Poesie | lunedì 11 novembre 2013
Carlo Di Legge
Anche qui, letteratura
Vado al cimitero,
è novembre, mi aspettano, un po’ di crisantemi gialli.
Davanti alla sala mortuaria, un gruppo immobile e costernato
nella pioggia, i parenti, quattro gatti;
così presto che non c’è quasi nessuno. Un altoparlante convoca operai e ditte
per l’artigianato dei morti.
Alla tomba dei miei, ormai l’arbusto delle rose copre tutto,
e sebbene qualche bocciolo novembrino regali il solito delicato profumo,
colpisce un senso di tristezza e abbandono.
Non che a loro importi qualcosa, s’intende, ridotti come sono, laggiù,
oppure in qualche aldilà del nostro immaginario,
ma dopo aver portato un fiore anche alla nonna,
mi decido alla potatura delle rose, e anche qui novembre va bene.

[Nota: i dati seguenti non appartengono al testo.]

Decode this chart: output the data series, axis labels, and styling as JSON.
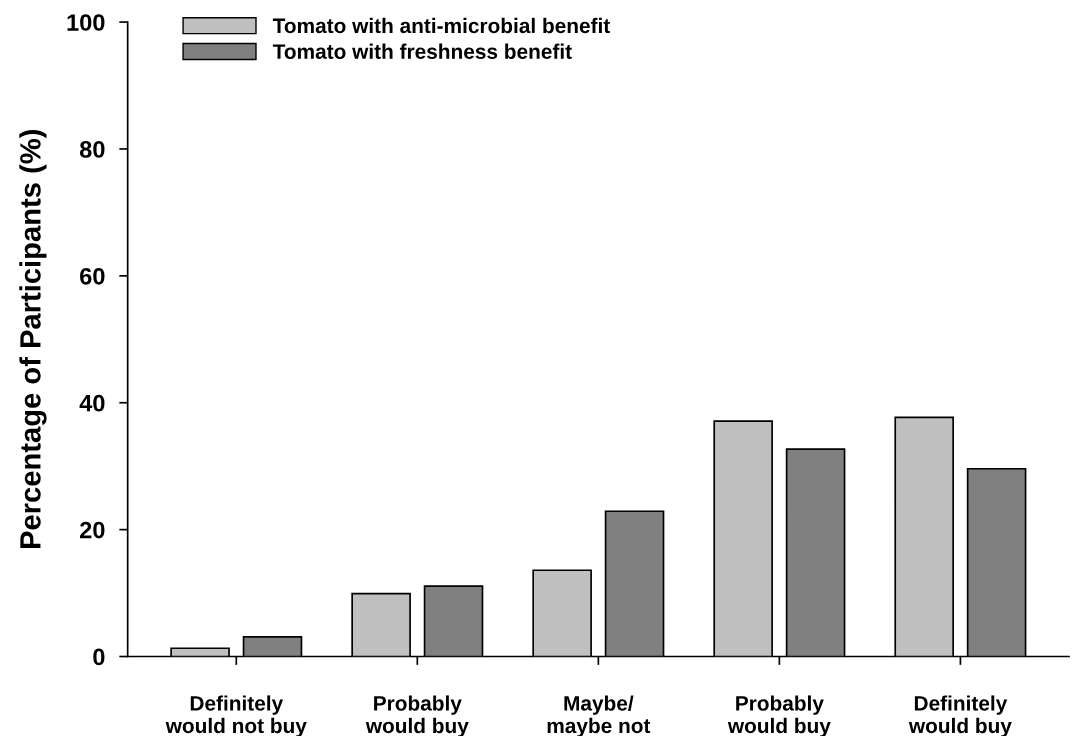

Poi saluto, come fossero vivi,
e vado per uscire.
Al primo incrocio del viale, ancora dentro,
a sinistra, lavorano a una fossa: disteso su qualcosa,
avvolto in un telo di plastica a prendere un po’ d’aria, un uomo –
si capisce per le scarpe sporgenti nella mia direzione.
Vedo solo questo, ma non posso non pensarci, ai piedi e al resto,
e ancora mi torna.
Che il corpo vada conservato, per consumarsi con lentezza –
già, i sepolcri, le illusioni necessarie – :
non è più ragionevole il fuoco?
Il fuoco: immagine d’aperto e di liberazione
dall’orrore della contabilità di fosse e di cadaveri, del seppellire e
disseppellire, aprire e richiudere.
Un bel forno o una pira (anche qui, letteratura: e così
mi avvicino alle cose?), e finisce tutto.

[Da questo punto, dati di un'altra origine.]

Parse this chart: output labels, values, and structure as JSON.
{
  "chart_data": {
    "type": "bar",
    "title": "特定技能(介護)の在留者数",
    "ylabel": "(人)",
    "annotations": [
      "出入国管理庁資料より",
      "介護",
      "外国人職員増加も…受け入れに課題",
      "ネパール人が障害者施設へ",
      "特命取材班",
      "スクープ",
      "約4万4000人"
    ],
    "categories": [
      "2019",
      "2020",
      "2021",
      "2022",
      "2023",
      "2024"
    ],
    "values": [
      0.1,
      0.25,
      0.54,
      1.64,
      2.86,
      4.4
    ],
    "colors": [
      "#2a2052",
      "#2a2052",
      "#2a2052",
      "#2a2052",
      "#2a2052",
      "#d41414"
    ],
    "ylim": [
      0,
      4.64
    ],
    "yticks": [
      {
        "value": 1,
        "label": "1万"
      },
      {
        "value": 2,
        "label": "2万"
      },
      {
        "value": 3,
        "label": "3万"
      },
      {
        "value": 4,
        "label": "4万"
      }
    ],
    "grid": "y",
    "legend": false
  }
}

Se non altro, il desiderio che la forma non se ne vada così presto
ha portato a questo, al ribrezzo dei morti avvolti nel telo di plastica,
alle fioriture del macabro – e mi domando
cosa resti dell’uomo che fu, in quel miserevole involto, alimento del nulla.
Siamo, insieme, molto di più e molto meno di quel che crediamo.
E così, porto a fine giornata un senso di cose guaste.
I morti forse non hanno gradito la visita.